Let $\textbf{x}:U\subset\mathbb{R}^2\rightarrow\mathbb{R}^3$ be a regular parametrized surface and choose a bounded domain $D\subset U$. Suppose that $h:\bar{D}\rightarrow\mathbb{R}$ is differentiable and $\epsilon>0$, where $\bar{D}$ is the union of the domain $D$ with its boundary $\partial D$. Let $N$ denote a unit vector field such that $N(u,v)$ is perpendicular to $\textbf{x}$ for all $(u,v)\in U$; that is, $\langle N,\textbf{x}_u\rangle=\langle N,\textbf{x}_v\rangle=0$.

Definition. The normal variation of $\textbf{x}(\bar{D})$, determined by $h$ is the map $\varphi:\bar{D}\times(-\epsilon,\epsilon)\rightarrow\mathbb{R}^3$ given by $\varphi(u,v,t)=\textbf{x}(u,v)+th(u,v)N(u,v)$ for $(u,v)\in\bar{D}$ and $t\in(-\epsilon,\epsilon)$. For each fixed $t\in(-\epsilon,\epsilon)$, the map $\textbf{x}^t:D\rightarrow\mathbb{R}^3$ given by $\textbf{x}^t(u,v)=\varphi(u,v,t)$ is a parametrized surface.

We denote by $E^t$, $F^t$, and $G^t$ the coefficients of the first fundamental form of $\textbf{x}^t.$ Then the area $A(t)$ of $\textbf{x}^t(\bar{D})$ is $A(t)=\iint_{\bar{D}}\sqrt{E^tG^t-(F^t)^2}\;dudv.$

Lemma. We have $A'(0)=-2\iint_{\bar{D}}hH\sqrt{EG-F^2}\;dudv$ where $H$ denotes the mean curvature of $M$.

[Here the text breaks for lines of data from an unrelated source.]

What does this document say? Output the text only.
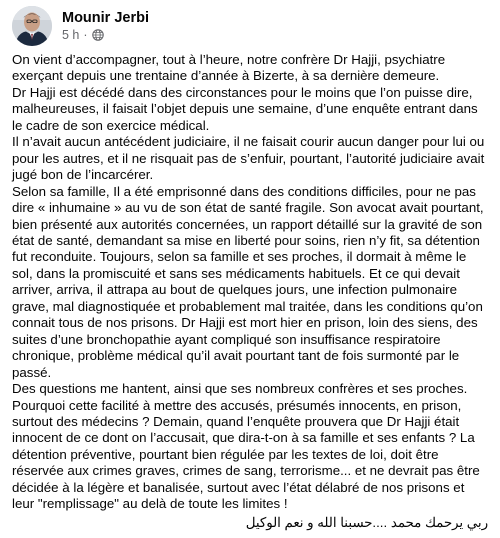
Mounir Jerbi
5 h ·

On vient d’accompagner, tout à l’heure, notre confrère Dr Hajji, psychiatre exerçant depuis une trentaine d’année à Bizerte, à sa dernière demeure.

Dr Hajji est décédé dans des circonstances pour le moins que l’on puisse dire, malheureuses, il faisait l’objet depuis une semaine, d’une enquête entrant dans le cadre de son exercice médical.

Il n’avait aucun antécédent judiciaire, il ne faisait courir aucun danger pour lui ou pour les autres, et il ne risquait pas de s’enfuir, pourtant, l’autorité judiciaire avait jugé bon de l’incarcérer.

Selon sa famille, Il a été emprisonné dans des conditions difficiles, pour ne pas dire « inhumaine » au vu de son état de santé fragile. Son avocat avait pourtant, bien présenté aux autorités concernées, un rapport détaillé sur la gravité de son état de santé, demandant sa mise en liberté pour soins, rien n’y fit, sa détention fut reconduite. Toujours, selon sa famille et ses proches, il dormait à même le sol, dans la promiscuité et sans ses médicaments habituels. Et ce qui devait arriver, arriva, il attrapa au bout de quelques jours, une infection pulmonaire grave, mal diagnostiquée et probablement mal traitée, dans les conditions qu’on connait tous de nos prisons. Dr Hajji est mort hier en prison, loin des siens, des suites d’une bronchopathie ayant compliqué son insuffisance respiratoire chronique, problème médical qu’il avait pourtant tant de fois surmonté par le passé.

Des questions me hantent, ainsi que ses nombreux confrères et ses proches. Pourquoi cette facilité à mettre des accusés, présumés innocents, en prison, surtout des médecins ? Demain, quand l’enquête prouvera que Dr Hajji était innocent de ce dont on l’accusait, que dira-t-on à sa famille et ses enfants ? La détention préventive, pourtant bien régulée par les textes de loi, doit être réservée aux crimes graves, crimes de sang, terrorisme... et ne devrait pas être décidée à la légère et banalisée, surtout avec l’état délabré de nos prisons et leur "remplissage" au delà de toute les limites !

ربي يرحمك محمد ....حسبنا الله و نعم الوكيل
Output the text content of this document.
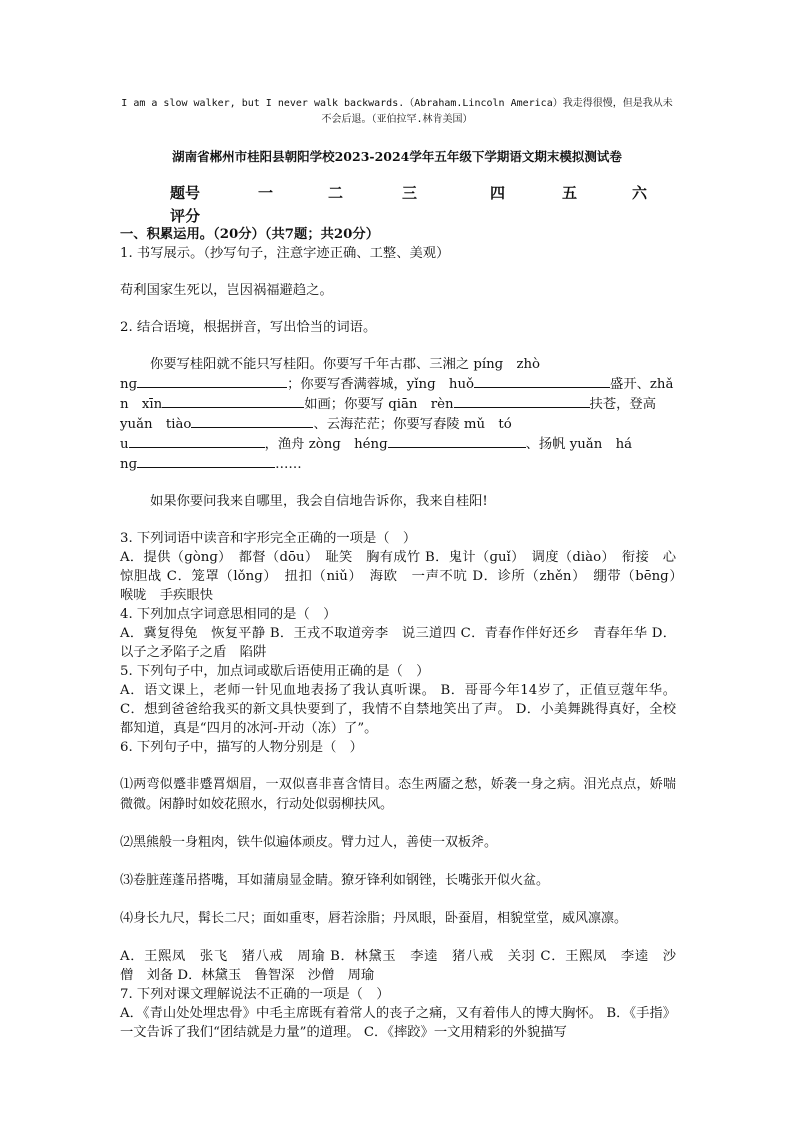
I am a slow walker, but I never walk backwards.（Abraham.Lincoln America）我走得很慢，但是我从未
不会后退。（亚伯拉罕.林肯美国）
湖南省郴州市桂阳县朝阳学校2023-2024学年五年级下学期语文期末模拟测试卷
题号	一	二	三	四	五	六
评分

一、积累运用。（20分）（共7题；共20分）

1. 书写展示。（抄写句子，注意字迹正确、工整、美观）

苟利国家生死以，岂因祸福避趋之。

2. 结合语境，根据拼音，写出恰当的词语。

你要写桂阳就不能只写桂阳。你要写千年古郡、三湘之 pínɡ　zhò

nɡ	；你要写香满蓉城，yǐnɡ　huǒ	盛开、zhǎ

n　xīn	如画；你要写 qiān　rèn	扶苍，登高

yuǎn　tiào	、云海茫茫；你要写舂陵 mǔ　tó

u	，渔舟 zònɡ　hénɡ	、扬帆 yuǎn　há

nɡ	……

如果你要问我来自哪里，我会自信地告诉你，我来自桂阳!

3. 下列词语中读音和字形完全正确的一项是（　）

A．提供（ɡònɡ）　都督（dōu）　耻笑　胸有成竹 B．鬼计（ɡuǐ）　调度（diào）　衔接　心惊胆战 C．笼罩（lǒnɡ）　扭扣（niǔ）　海欧　一声不吭 D．诊所（zhěn）　绷带（bēnɡ）　喉咙　手疾眼快

4. 下列加点字词意思相同的是（　）

A．冀复得兔　恢复平静 B．王戎不取道旁李　说三道四 C．青春作伴好还乡　青春年华 D．以子之矛陷子之盾　陷阱

5. 下列句子中，加点词或歇后语使用正确的是（　）

A．语文课上，老师一针见血地表扬了我认真听课。 B．哥哥今年14岁了，正值豆蔻年华。 C．想到爸爸给我买的新文具快要到了，我情不自禁地笑出了声。 D．小美舞跳得真好，全校都知道，真是“四月的冰河-开动（冻）了”。

6. 下列句子中，描写的人物分别是（　）

⑴两弯似蹙非蹙罥烟眉，一双似喜非喜含情目。态生两靥之愁，娇袭一身之病。泪光点点，娇喘微微。闲静时如姣花照水，行动处似弱柳扶风。

⑵黑熊般一身粗肉，铁牛似遍体顽皮。臂力过人，善使一双板斧。

⑶卷脏莲蓬吊搭嘴，耳如蒲扇显金睛。獠牙锋利如钢锉，长嘴张开似火盆。

⑷身长九尺，髯长二尺；面如重枣，唇若涂脂；丹凤眼，卧蚕眉，相貌堂堂，威风凛凛。

A．王熙凤　张飞　猪八戒　周瑜 B．林黛玉　李逵　猪八戒　关羽 C．王熙凤　李逵　沙　僧　刘备 D．林黛玉　鲁智深　沙僧　周瑜

7. 下列对课文理解说法不正确的一项是（　）

A．《青山处处埋忠骨》中毛主席既有着常人的丧子之痛，又有着伟人的博大胸怀。 B．《手指》一文告诉了我们“团结就是力量”的道理。 C．《摔跤》一文用精彩的外貌描写
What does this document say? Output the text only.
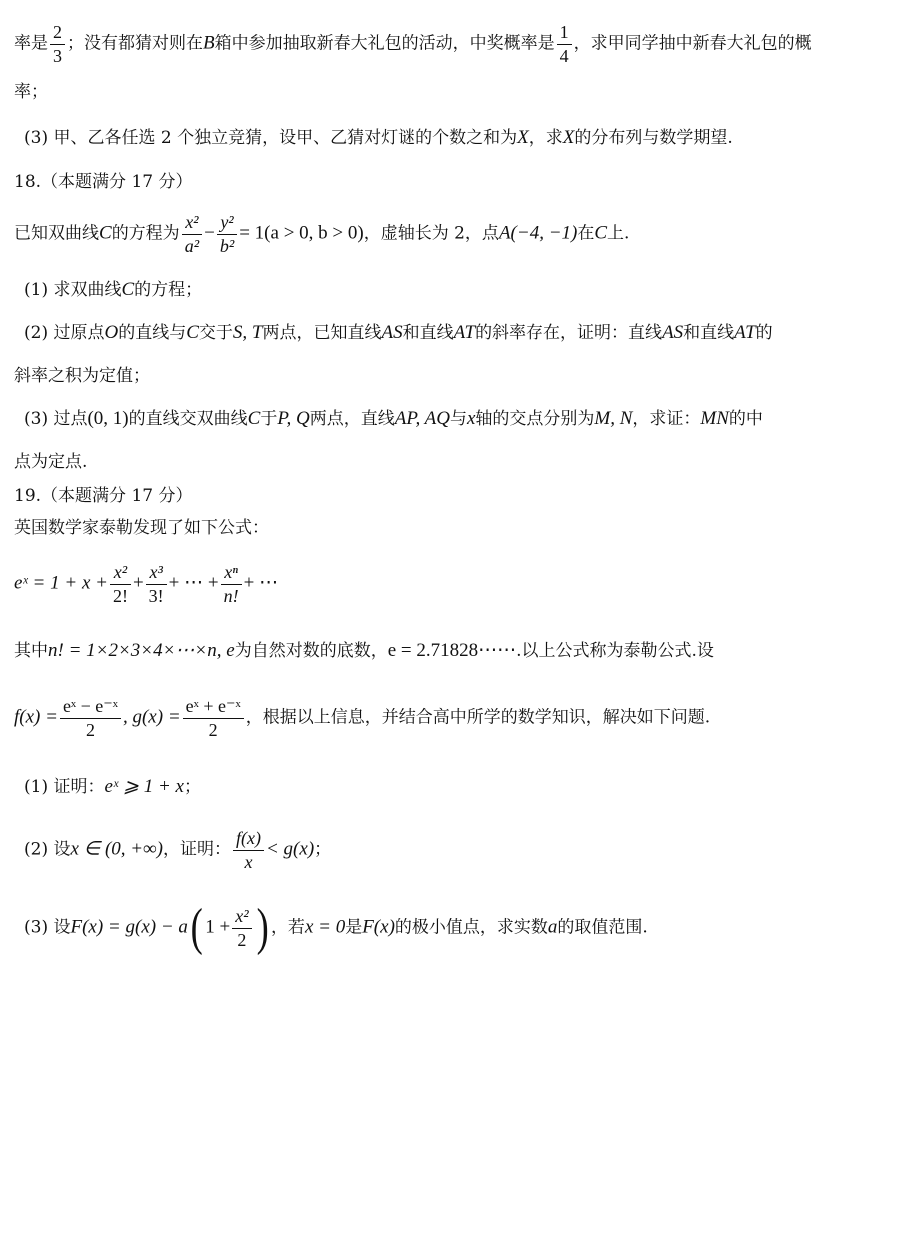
率是 $\frac{2}{3}$ ；没有都猜对则在B箱中参加抽取新春大礼包的活动，中奖概率是 $\frac{1}{4}$ ，求甲同学抽中新春大礼包的概
率；
(3) 甲、乙各任选 2 个独立竞猜，设甲、乙猜对灯谜的个数之和为X，求X的分布列与数学期望.
18.（本题满分 17 分）
已知双曲线C的方程为 $\frac{\text{x²}}{\text{a²}} - \frac{\text{y²}}{\text{b²}} = 1(a > 0$, b > 0)，虚轴长为 2，点A(−4, −1)在C上.
(1) 求双曲线C的方程；
(2) 过原点O的直线与C交于S, T两点，已知直线AS和直线AT的斜率存在，证明：直线AS和直线AT的
斜率之积为定值；
(3) 过点(0, 1)的直线交双曲线C于P, Q两点，直线AP, AQ与x轴的交点分别为M, N，求证：MN的中
点为定点.
19.（本题满分 17 分）
英国数学家泰勒发现了如下公式：
eˣ = $1 + x + \frac{\text{x²}}{2!} + \frac{\text{x³}}{3!}$ + ⋯ + $\frac{\text{xⁿ}}{n!}$ + ⋯
其中n! = 1×2×3×4×⋯×n, e为自然对数的底数，e = 2.71828⋯⋯.以上公式称为泰勒公式.设
$f(x) = \frac{\text{eˣ − e⁻ˣ}}{2}$ , $g(x) = \frac{\text{eˣ + e⁻ˣ}}{2}$ ，根据以上信息，并结合高中所学的数学知识，解决如下问题.
(1) 证明：eˣ ⩾ 1 + x；
(2) 设x ∈ (0, +∞)，证明： $\frac{f(x)}{x} < g(x)$；
(3) 设F(x) = g(x) − a( $1 + \frac{\text{x²}}{2}$ ) ，若x = 0是F(x)的极小值点，求实数a的取值范围.
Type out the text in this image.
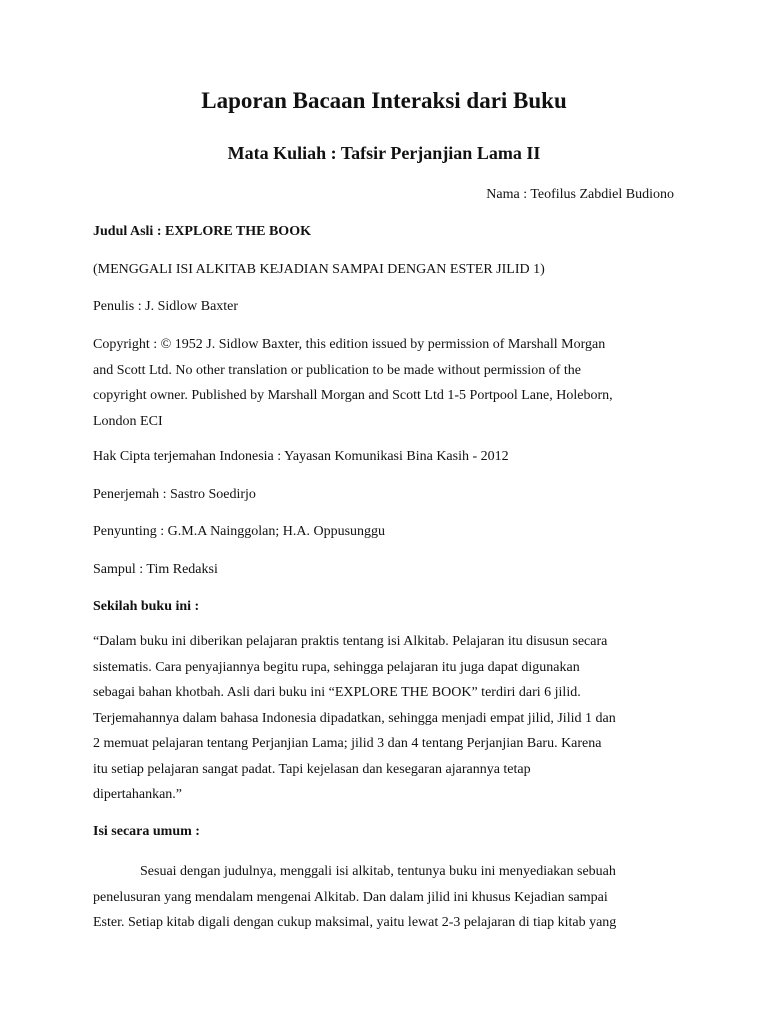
Laporan Bacaan Interaksi dari Buku
Mata Kuliah : Tafsir Perjanjian Lama II

Nama : Teofilus Zabdiel Budiono

Judul Asli : EXPLORE THE BOOK

(MENGGALI ISI ALKITAB KEJADIAN SAMPAI DENGAN ESTER JILID 1)

Penulis : J. Sidlow Baxter

Copyright : © 1952 J. Sidlow Baxter, this edition issued by permission of Marshall Morgan
and Scott Ltd. No other translation or publication to be made without permission of the
copyright owner. Published by Marshall Morgan and Scott Ltd 1-5 Portpool Lane, Holeborn,
London ECI

Hak Cipta terjemahan Indonesia : Yayasan Komunikasi Bina Kasih - 2012

Penerjemah : Sastro Soedirjo

Penyunting : G.M.A Nainggolan; H.A. Oppusunggu

Sampul : Tim Redaksi

Sekilah buku ini :

“Dalam buku ini diberikan pelajaran praktis tentang isi Alkitab. Pelajaran itu disusun secara
sistematis. Cara penyajiannya begitu rupa, sehingga pelajaran itu juga dapat digunakan
sebagai bahan khotbah. Asli dari buku ini “EXPLORE THE BOOK” terdiri dari 6 jilid.
Terjemahannya dalam bahasa Indonesia dipadatkan, sehingga menjadi empat jilid, Jilid 1 dan
2 memuat pelajaran tentang Perjanjian Lama; jilid 3 dan 4 tentang Perjanjian Baru. Karena
itu setiap pelajaran sangat padat. Tapi kejelasan dan kesegaran ajarannya tetap
dipertahankan.”

Isi secara umum :

Sesuai dengan judulnya, menggali isi alkitab, tentunya buku ini menyediakan sebuah
penelusuran yang mendalam mengenai Alkitab. Dan dalam jilid ini khusus Kejadian sampai
Ester. Setiap kitab digali dengan cukup maksimal, yaitu lewat 2-3 pelajaran di tiap kitab yang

Theorem. Let $\textbf{x}:U\rightarrow\mathbb{R}^3$ be a regular parametrized surface and let $D\subset U$ be a bounded domain in $U$. Then $\textbf{x}$ is minimal on $D$ if, and only if, $A'(0)=0$ for all such $D$ and all normal variations of $\textbf{x}(\bar{D})$.

Proof. If $\textbf{x}$ is minimal then $H$ is identically zero and so $A'(0)=0$ for any $h$. Conversely, assume that $A'(0)=0$ for any $h$, but that there exists some $q\in D$ for which $H(q)\neq0$. We choose $h:\bar{D}\rightarrow\mathbb{R}$ such that $h(q)=H(q)$ and $h$ is identically zero outside a small neighborhood of $q$. But then, $A'(0)<0$ for the variation determined by this $h$. This contradiction shows that $H(q)=0$. Since $q$ is arbitrary, $\textbf{x}$ is minimal. $\Box$

It should be pointed out that we have said nothing about the second derivative of $A$ at $0$, so that a minimal surface, although a critical point of $A$, may not actually be a minimum. This is a question concerning the stability of minimal surfaces and might possibly be discussed in a later post.